This week the largest Veterans Service Organization in the world celebrates its 100th Birthday! The American Legion was chartered by Congress in 1919 as a patriotic veterans’ organization. Focusing on service to veterans, service members and communities, the Legion evolved from a group of war-weary veterans of World War I into one of the most influential nonprofit groups in the United States. Membership swiftly grew to over 1 million, and local posts sprang up across the country. Today, membership stands at over 2 million in more than 13,000 posts worldwide. The posts are organized into 55 departments: one each for the 50 states, along with the District of Columbia, Puerto Rico, France, Mexico and the Philippines.

Over the years, the Legion has influenced considerable social change in America, won hundreds of benefits for veterans and produced many important programs for children and youth. It all began in 1919 at the close of World War I.

From March 15-17, 1919 members of the American Expeditionary Force convened in Paris for the first American Legion caucus. The first gathering on US soil happened right here in our own State of Missouri! On May 8-10, 1919 the St. Louis Caucus was held. "The American Legion" is adopted as the organization's official name. The Legion's draft preamble and constitution was approved. A national executive board was formed. The National Executive Committee adopted the Legion emblem on June 9. On Sept. 16 Congress charters The American Legion.

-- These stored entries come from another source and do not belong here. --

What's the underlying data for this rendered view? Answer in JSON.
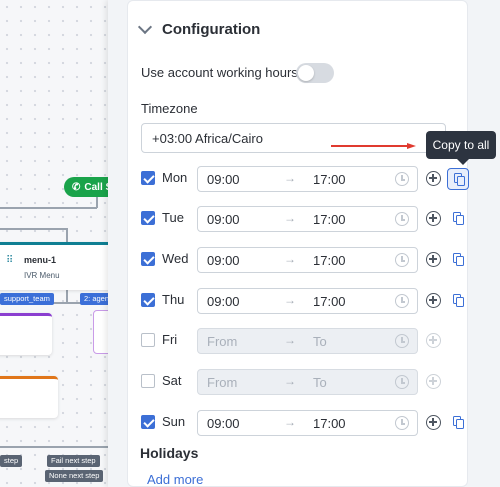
{
  "canvas": {
    "call_node_label": "Call S",
    "menu_node": {
      "title": "menu-1",
      "subtitle": "IVR Menu"
    },
    "tags": {
      "support_team": "support_team",
      "agent": "2: agen",
      "step": "step",
      "fail_next_step": "Fail next step",
      "none_next_step": "None next step"
    }
  },
  "panel": {
    "section_title": "Configuration",
    "working_hours_label": "Use account working hours",
    "working_hours_enabled": false,
    "timezone_label": "Timezone",
    "timezone_value": "+03:00 Africa/Cairo",
    "tooltip": "Copy to all",
    "holidays_title": "Holidays",
    "add_more_label": "Add more",
    "accent_color": "#3c6fd6",
    "annotation_color": "#e03a2f",
    "days": [
      {
        "name": "Mon",
        "checked": true,
        "from": "09:00",
        "to": "17:00"
      },
      {
        "name": "Tue",
        "checked": true,
        "from": "09:00",
        "to": "17:00"
      },
      {
        "name": "Wed",
        "checked": true,
        "from": "09:00",
        "to": "17:00"
      },
      {
        "name": "Thu",
        "checked": true,
        "from": "09:00",
        "to": "17:00"
      },
      {
        "name": "Fri",
        "checked": false,
        "from": "From",
        "to": "To"
      },
      {
        "name": "Sat",
        "checked": false,
        "from": "From",
        "to": "To"
      },
      {
        "name": "Sun",
        "checked": true,
        "from": "09:00",
        "to": "17:00"
      }
    ],
    "separator_glyph": "→"
  }
}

The first American Legion convention convened in Minneapolis, November 10 -12, 1919. The Constitution and preamble are adopted. Delegates vote 361-323 to locate the Legion's national headquarters in Indianapolis, instead of Washington. A resolution is passed in support of Boy Scouts of America. Today, the Legion is the chartering agency for more than 1,700 Scouting units made up of approximately 64,000 youths.

One-hundred years ago, doughboys gave birthday to the largest veterans’ service organization in the world! Ever since, Legionnaires have been busy birthing even more!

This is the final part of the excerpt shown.